Pendapat di atas mengungkapkan bahwa pembelajaran dengan metode problem solving harus mengikuti langkah-langkah dari menentukan masalah apa yang ingin dipecahkan hingga pada tahap mencari kesimpulan agar siswa mampu memecahkan masalah. Dengan memecahkan masalah berarti siswa memperoleh sesuatu yang baru, yaitu pelajaran baru yang dihasilkan dari pemikiran siswa saat memecahkan masalah berdasarkan aturan-aturan yang pernah dipelajarinya. Nasution (1992 : 139) menyatakan, : “memecahkan masalah memerlukan pemikiran dengan menggunakan dan menghubungkan berbagai aturan-aturan yang telah kita kenal menurut kombinasi yang berlainan. Dalam memecahkan masalah sering harus dilalui berbagai langkah seperti mengenal setiap unsur dalam masalah itu, mencari aturan-aturan yang berkenaan dengan masalah itu dan dalam segala langkah perlu ia berpikir”.
Menurut Nasution (1992:170) mempelajari aturan perlu terutama untuk memecahkan masalah. Pemecahan masalah merupakan perluasan yang wajar dari belajar aturan. Dalam pemecahan masalah prosesnya terletak dalam diri siswa. Variabel dari luar hanya berupa instruksi verbal yang membantu atau membimbing siswa untuk memecahkan masalah itu.
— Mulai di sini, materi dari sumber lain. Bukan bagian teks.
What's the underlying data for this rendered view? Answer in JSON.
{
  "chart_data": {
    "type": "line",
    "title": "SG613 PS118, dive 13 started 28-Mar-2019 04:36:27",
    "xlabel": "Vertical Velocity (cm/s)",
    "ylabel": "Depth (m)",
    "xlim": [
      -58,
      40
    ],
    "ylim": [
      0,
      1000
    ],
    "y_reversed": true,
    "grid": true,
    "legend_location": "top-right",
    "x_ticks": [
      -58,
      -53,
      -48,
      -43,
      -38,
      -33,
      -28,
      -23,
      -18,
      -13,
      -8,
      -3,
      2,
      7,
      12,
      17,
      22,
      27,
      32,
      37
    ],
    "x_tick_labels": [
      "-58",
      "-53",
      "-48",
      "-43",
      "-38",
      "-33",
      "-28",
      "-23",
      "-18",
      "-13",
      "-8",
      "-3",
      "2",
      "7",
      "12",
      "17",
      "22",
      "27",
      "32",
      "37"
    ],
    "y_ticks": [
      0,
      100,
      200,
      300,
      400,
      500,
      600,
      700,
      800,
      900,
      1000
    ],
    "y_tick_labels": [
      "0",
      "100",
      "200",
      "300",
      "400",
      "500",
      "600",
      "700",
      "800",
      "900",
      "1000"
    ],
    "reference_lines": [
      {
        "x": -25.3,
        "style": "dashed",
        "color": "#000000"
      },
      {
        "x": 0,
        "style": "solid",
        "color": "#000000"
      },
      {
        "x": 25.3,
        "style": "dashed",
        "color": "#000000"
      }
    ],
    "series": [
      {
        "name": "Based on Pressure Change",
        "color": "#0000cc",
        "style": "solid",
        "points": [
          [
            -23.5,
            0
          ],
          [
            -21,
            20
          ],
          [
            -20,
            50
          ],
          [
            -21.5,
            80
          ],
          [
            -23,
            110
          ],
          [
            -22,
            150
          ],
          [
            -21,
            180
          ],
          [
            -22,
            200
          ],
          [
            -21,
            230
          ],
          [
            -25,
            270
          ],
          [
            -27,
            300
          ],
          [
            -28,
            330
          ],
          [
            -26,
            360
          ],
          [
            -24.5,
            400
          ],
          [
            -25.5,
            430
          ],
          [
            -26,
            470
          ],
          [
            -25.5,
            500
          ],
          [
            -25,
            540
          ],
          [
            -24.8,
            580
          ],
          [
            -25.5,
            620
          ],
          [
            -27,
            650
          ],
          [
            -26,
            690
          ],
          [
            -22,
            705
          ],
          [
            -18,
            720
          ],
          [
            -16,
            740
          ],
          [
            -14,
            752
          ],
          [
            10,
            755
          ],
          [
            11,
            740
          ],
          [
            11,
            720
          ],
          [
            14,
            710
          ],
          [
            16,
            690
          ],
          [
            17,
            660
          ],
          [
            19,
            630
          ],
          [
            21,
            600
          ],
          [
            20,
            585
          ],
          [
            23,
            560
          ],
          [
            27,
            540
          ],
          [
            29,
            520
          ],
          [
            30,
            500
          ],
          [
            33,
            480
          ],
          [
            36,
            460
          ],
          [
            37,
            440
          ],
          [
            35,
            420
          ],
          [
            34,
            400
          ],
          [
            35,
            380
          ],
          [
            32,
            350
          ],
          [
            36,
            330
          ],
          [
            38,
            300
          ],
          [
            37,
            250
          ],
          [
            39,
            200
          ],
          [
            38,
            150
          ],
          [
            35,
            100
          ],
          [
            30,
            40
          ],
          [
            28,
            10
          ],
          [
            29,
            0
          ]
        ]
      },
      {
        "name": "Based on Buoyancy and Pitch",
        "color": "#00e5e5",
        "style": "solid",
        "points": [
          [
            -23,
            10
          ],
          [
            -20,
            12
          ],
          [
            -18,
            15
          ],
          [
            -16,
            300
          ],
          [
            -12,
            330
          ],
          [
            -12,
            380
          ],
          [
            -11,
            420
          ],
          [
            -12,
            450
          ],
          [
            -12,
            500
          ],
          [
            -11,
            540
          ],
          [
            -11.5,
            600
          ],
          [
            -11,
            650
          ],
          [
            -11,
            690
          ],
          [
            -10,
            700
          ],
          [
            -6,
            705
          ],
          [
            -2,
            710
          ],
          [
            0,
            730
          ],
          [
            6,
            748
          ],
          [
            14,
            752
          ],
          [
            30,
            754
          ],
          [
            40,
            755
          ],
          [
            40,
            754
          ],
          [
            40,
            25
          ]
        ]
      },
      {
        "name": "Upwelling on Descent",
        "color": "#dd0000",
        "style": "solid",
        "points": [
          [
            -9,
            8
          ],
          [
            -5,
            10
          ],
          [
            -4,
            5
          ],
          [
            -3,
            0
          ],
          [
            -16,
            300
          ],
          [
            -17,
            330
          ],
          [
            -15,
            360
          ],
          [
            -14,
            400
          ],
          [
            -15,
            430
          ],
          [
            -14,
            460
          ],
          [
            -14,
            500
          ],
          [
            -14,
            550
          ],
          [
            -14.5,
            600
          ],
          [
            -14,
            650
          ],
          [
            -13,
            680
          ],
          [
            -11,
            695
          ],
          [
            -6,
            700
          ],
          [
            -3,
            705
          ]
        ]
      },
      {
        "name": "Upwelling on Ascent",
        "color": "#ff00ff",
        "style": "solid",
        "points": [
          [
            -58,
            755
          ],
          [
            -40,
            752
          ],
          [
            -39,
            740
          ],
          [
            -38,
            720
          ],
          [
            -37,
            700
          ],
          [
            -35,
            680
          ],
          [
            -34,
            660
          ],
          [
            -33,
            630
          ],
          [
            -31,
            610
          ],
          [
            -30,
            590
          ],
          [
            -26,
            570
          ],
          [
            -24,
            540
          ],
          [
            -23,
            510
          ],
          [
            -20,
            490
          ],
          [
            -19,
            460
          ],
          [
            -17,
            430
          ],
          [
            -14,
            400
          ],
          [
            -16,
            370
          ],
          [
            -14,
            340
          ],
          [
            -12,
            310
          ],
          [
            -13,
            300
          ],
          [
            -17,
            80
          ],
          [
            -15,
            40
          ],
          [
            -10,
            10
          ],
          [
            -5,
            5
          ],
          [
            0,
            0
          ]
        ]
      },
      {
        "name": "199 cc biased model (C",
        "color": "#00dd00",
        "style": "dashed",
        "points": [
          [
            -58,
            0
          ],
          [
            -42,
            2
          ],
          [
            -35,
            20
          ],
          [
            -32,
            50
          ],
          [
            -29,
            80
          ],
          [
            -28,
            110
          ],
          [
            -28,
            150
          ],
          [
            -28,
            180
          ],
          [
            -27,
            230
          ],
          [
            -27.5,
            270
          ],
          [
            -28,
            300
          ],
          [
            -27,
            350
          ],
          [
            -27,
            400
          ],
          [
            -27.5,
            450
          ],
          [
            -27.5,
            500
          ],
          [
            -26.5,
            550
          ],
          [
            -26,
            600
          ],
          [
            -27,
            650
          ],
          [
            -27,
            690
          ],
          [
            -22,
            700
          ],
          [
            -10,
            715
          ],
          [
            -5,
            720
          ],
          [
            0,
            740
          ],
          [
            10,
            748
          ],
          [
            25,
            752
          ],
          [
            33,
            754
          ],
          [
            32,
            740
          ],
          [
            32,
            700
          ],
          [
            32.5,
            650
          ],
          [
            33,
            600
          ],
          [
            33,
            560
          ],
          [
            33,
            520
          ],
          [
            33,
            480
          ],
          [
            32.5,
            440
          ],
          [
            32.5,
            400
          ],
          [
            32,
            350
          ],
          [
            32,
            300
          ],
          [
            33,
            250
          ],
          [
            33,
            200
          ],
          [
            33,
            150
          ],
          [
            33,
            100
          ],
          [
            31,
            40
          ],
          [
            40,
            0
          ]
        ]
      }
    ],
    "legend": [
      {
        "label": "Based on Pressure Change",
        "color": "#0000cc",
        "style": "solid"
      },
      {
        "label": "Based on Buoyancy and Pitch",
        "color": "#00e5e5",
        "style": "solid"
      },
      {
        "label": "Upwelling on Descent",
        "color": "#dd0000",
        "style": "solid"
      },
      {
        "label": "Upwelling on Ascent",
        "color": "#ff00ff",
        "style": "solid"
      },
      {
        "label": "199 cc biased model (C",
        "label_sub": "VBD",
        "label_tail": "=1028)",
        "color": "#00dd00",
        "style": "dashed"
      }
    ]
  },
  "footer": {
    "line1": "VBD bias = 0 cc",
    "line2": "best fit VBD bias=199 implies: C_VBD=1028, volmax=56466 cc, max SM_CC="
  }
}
Memecahkan masalah dapat dipandang sebagai proses dimana siswa menemukan kombinasi aturan-aturan yang telah dipelajarinya lebih dahulu yang digunakan untuk memecahkan masalah yang baru. Namun memecahkan masalah tidak sekedar menerapkan aturan-aturan yang diketahui, akan tetapi juga menghasilkan pelajaran baru.
9
Metode problem solving ini lebih baik dibandingkan dengan metode lain, seperti metode diskusi dan kerja kelompok, sebagaimana yang dikemukakakn oleh Djsastra (1985:26) yaitu : “Dalam praktek mengajar di kelas metode problem solving ini sebaiknya dipergunakan bersama-sama dengan metode diskusi dan metode proyek, tetapi yang jelas metode problem solving ini akan lebih produktif (lebih stabil) bila disatukan dengan metode diskusi”. Kelebihan dan kekurangan metode problem solving menurut Djamarah dan Zain (2002:104) adalah sebagai berikut. 1. Kelebihan metode problem solving a. metode ini dapat membuat pendidikan di sekolah menjadi lebih relevan dengan kehidupan. b. Proses belajar mengajar melalui pemecahan masalah dapat membiasakan para siswa menghadapi dan memecahkan masalah secara terampil. c. Metode ini merangsang pengembangan kemampuan berfikir siswa secara kreatif dan menyeluruh, karena dalam proses belajarnya, siswa banyak melakukan mental dengan menyoroti permasalahan dari berbagai segi dalam rangka mencari pemecahannya. 2. Kekurangan metode problem solving a. menentukan suatu masalah yang tingkat kesulitannya sesuai dengan tingkat berfikir siswa, tingkat sekolah dan kelasnya serta pengetahuan dan pengalaman yang telah dimiliki siswa, sangat memerlukan kemampuan dan keterampilan guru b. proses belajar mengajar dengan menggunakan metode ini sering memerlukan waktu yang cukup banyak dan sering terpaksa mengambil waktu pelajaran lain
10
c. mengubah kebiasaan siswa belajar dengan mendengarkan dan menerima informasi dari guru menjadi belajar dengan banyak berfikir memecahkan permasalah sendiri atau kelompok, yang kadang-kadang memerlukan berbagai sumber belajar, merupakan kesulitan tersendiri bagi siswa.
B. Berfikir Kritis
Salah satu kecakapan hidup yang perlu dikembangkan melalui proses pendidikan adalah ketrampilan berpikir. Kemampuan seseorang untuk dapat berhasil dalam kehidupannya antara lain ditentukan oleh keterampilan berpikirnya, terutama dalam upaya memecahkan masalah-masalah kehidupan yang dihadapinya. Mengajarkan keterampilan berpikir dan memadukannya dengan materi pembelajaran dapat membantu para siswa untuk menjadi pemikir yang kritis dan kreatif secara efektif. Menurut Ennis (1996:54): Critical thinking is reasonable, reflective thinking that is focused on deciding what to believe or do.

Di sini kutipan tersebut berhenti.